Sebagai seorang guru,memiliki tanggungjawab yang besar terhadap siswa didiknya.Semestinya kita menghormati mereka dan belajar sungguh-sungguh karena Pak Rahman dan guru-guru yang lain berusaha agar siswanya bisa lulus dan meraih cita-cita mereka.
*************
Kelas IPS selalu terkenal dengan kenakalan dan keusilannya.Walaupun tidak semua siswa nakal dan usil.Tapi image itu turun temurun diturunkan dari zaman nenek moyang kita.Kelas Leo saat itu sedang berlangsung pelajaran Bahasa Indonesia.
Guru sedang mencacat dipapan tulis.Beberapa siswa asyik mengobrol,ada juga yang main lempar kertas,kapur,ada juga yang tidur dikelas sampai ngiler kemana-mana.Leo melihat tingkah teman-temannya yang tidak benar berusaha menegur mereka.
"Doni lihat Si Mumun ngiler ke meja gitu tidurnya,udah kaya mau bikin kolam renang aja"ucap Abdul.
"Dia itu kalau kekenyangan makan ya begitu bukannya belajar malah numpang tidur gratis disekolah"ucap Doni.

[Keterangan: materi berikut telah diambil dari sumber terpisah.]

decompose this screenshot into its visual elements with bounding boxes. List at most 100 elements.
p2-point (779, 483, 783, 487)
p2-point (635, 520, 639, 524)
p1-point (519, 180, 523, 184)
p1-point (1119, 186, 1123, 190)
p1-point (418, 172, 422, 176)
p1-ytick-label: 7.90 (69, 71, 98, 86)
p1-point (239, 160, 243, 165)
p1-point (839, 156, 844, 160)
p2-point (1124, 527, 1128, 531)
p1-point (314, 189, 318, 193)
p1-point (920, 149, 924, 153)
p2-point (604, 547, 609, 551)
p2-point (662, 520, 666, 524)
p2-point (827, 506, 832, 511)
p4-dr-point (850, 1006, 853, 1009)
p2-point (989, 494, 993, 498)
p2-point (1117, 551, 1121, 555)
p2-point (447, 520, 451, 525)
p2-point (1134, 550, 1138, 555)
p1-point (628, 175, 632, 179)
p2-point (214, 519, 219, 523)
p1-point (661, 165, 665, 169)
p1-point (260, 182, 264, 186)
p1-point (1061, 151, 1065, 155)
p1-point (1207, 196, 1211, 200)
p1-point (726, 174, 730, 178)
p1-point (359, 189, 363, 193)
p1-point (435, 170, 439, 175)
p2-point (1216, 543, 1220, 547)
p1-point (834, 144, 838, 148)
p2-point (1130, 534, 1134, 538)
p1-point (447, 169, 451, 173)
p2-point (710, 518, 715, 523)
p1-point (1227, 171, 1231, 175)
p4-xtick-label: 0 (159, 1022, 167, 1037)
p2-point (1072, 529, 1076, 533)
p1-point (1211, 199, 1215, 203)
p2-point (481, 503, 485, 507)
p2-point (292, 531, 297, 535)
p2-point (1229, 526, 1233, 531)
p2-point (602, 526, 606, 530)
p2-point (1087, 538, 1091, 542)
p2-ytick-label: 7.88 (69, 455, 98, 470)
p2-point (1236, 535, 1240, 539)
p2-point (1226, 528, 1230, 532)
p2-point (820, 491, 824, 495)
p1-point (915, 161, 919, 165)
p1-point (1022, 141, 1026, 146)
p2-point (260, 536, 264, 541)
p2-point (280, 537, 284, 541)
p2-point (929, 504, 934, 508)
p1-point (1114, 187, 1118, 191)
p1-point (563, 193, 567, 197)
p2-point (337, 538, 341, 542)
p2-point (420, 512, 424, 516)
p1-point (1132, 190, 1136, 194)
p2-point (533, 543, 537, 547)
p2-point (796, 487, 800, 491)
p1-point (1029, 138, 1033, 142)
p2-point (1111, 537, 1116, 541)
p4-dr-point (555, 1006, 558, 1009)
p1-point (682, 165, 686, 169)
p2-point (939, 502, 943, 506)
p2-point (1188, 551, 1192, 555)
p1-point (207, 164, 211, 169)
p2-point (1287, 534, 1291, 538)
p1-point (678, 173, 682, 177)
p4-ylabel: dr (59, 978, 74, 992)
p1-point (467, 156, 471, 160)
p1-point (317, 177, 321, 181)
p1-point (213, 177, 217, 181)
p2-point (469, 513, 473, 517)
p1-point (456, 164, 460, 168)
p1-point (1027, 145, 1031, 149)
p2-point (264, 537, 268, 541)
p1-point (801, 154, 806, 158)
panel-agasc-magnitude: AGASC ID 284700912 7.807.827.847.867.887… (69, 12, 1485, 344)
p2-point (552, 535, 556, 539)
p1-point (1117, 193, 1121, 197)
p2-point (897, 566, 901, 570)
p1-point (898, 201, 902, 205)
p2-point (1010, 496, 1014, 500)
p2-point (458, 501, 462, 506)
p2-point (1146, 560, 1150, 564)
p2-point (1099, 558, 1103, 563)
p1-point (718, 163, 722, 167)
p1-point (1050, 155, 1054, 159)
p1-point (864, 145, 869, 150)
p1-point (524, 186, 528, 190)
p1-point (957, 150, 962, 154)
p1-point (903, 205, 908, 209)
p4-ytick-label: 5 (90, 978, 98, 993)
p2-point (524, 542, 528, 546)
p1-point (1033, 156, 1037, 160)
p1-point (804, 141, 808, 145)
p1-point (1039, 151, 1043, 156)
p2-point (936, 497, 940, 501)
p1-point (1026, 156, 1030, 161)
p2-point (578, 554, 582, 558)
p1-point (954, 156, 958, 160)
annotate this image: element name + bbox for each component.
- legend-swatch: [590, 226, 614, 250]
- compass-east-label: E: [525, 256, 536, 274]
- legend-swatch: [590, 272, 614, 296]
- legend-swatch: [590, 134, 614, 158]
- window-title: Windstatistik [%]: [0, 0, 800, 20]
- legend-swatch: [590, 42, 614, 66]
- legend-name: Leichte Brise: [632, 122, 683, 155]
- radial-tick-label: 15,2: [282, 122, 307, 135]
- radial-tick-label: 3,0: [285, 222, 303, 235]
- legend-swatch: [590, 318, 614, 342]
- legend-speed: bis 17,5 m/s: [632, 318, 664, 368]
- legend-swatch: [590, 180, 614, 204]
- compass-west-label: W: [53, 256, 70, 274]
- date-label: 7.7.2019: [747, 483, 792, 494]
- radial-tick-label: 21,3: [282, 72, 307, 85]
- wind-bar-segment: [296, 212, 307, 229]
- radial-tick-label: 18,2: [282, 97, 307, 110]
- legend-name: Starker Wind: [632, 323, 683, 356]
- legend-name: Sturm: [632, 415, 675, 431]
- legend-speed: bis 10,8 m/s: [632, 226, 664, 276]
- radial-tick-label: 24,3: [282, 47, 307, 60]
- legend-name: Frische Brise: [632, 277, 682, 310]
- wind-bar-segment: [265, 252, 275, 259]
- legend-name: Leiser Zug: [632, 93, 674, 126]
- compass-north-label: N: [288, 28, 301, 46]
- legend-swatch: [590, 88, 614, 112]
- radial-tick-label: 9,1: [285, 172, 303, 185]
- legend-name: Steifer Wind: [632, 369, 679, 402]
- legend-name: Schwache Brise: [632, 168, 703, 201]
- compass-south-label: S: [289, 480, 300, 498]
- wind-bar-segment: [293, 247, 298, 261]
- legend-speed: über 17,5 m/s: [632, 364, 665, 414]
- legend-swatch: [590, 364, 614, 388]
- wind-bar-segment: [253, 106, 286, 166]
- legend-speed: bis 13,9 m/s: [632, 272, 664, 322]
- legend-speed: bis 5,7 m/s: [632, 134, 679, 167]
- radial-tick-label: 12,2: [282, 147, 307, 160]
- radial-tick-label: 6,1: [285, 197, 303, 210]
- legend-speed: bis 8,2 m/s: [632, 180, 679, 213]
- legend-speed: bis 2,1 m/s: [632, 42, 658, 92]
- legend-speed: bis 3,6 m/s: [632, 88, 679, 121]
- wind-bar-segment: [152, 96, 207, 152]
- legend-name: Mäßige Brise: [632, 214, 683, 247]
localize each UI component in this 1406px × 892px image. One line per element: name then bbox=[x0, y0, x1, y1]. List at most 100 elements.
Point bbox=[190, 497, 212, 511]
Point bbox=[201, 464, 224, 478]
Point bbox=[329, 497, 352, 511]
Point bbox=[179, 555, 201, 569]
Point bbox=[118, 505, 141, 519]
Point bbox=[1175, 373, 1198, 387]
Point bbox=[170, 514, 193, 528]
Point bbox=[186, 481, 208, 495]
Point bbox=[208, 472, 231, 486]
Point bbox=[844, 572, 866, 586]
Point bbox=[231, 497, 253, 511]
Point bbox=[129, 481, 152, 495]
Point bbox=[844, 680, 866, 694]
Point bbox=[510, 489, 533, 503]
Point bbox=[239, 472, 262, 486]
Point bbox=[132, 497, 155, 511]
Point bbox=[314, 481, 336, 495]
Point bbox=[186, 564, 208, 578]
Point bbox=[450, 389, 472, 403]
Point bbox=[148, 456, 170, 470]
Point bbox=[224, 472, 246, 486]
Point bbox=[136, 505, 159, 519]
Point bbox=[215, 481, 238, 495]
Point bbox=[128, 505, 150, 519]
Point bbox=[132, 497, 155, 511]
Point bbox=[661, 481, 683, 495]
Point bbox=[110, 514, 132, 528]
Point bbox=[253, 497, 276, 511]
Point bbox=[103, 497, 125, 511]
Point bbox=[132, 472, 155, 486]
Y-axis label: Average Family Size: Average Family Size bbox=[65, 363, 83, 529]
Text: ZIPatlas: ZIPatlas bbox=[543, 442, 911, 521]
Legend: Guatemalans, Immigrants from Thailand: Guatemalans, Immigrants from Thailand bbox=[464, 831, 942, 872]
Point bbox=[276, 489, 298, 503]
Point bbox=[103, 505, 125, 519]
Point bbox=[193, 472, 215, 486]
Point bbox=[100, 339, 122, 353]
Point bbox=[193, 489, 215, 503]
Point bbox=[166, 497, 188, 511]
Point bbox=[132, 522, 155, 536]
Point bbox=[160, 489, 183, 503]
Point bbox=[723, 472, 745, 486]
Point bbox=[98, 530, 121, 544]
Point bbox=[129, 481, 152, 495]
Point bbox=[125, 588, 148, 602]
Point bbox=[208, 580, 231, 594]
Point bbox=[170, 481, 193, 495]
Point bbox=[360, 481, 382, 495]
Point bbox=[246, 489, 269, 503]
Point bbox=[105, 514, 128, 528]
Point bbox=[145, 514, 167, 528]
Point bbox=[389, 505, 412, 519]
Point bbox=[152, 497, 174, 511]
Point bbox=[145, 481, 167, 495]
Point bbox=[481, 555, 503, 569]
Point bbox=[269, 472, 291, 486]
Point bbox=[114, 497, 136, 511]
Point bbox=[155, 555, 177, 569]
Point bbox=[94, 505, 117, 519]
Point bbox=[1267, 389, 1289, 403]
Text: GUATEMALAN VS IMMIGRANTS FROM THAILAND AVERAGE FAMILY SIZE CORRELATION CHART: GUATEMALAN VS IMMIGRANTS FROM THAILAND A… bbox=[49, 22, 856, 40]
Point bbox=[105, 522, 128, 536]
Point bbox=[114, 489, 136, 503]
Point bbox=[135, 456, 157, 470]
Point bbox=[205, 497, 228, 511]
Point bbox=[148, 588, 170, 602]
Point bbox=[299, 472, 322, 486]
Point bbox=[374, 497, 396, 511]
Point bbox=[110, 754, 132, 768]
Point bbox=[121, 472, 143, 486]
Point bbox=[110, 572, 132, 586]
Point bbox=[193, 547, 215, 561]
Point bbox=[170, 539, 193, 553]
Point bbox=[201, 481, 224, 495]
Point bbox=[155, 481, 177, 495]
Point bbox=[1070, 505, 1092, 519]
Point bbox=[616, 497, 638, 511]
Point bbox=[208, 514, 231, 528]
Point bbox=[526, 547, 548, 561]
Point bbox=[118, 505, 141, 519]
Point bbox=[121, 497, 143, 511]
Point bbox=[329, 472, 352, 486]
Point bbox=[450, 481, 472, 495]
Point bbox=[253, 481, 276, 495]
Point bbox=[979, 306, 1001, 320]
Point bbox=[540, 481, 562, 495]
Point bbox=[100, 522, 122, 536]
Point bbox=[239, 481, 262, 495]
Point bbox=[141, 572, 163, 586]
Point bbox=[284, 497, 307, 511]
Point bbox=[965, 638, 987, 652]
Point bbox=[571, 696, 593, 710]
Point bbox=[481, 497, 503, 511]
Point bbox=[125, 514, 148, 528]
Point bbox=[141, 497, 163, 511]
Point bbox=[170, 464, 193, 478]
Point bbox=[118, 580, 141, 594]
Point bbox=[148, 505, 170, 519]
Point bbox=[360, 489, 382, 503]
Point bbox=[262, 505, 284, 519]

"Geli gue duduk deket dia,ilernya udah mengalir ke meja gue nih,kaya irigasi disawah aja"ucap Abdul.
"Berbahagialah jadi teman satu meja dengan Si Mumun selain ngiler mesti ganti meja terus karena dipenuhi lukisan iler Si Mumun yang menumpuk kaya kerak dimeja"ucap Doni.
"Besok-besok biar Ali aja yang duduk sama Si Mumun,gue gak tahan nyium bau ilernya"ucap Abdul.
"Sabar Abdul,orang sabar dijamin masuk surga pakai pintu kemana saja"ucap Doni menggoda Abdul.
Ada juga siswa lain yang sedang mengobrol disela-sela mencatat materi Bahasa Indonesia.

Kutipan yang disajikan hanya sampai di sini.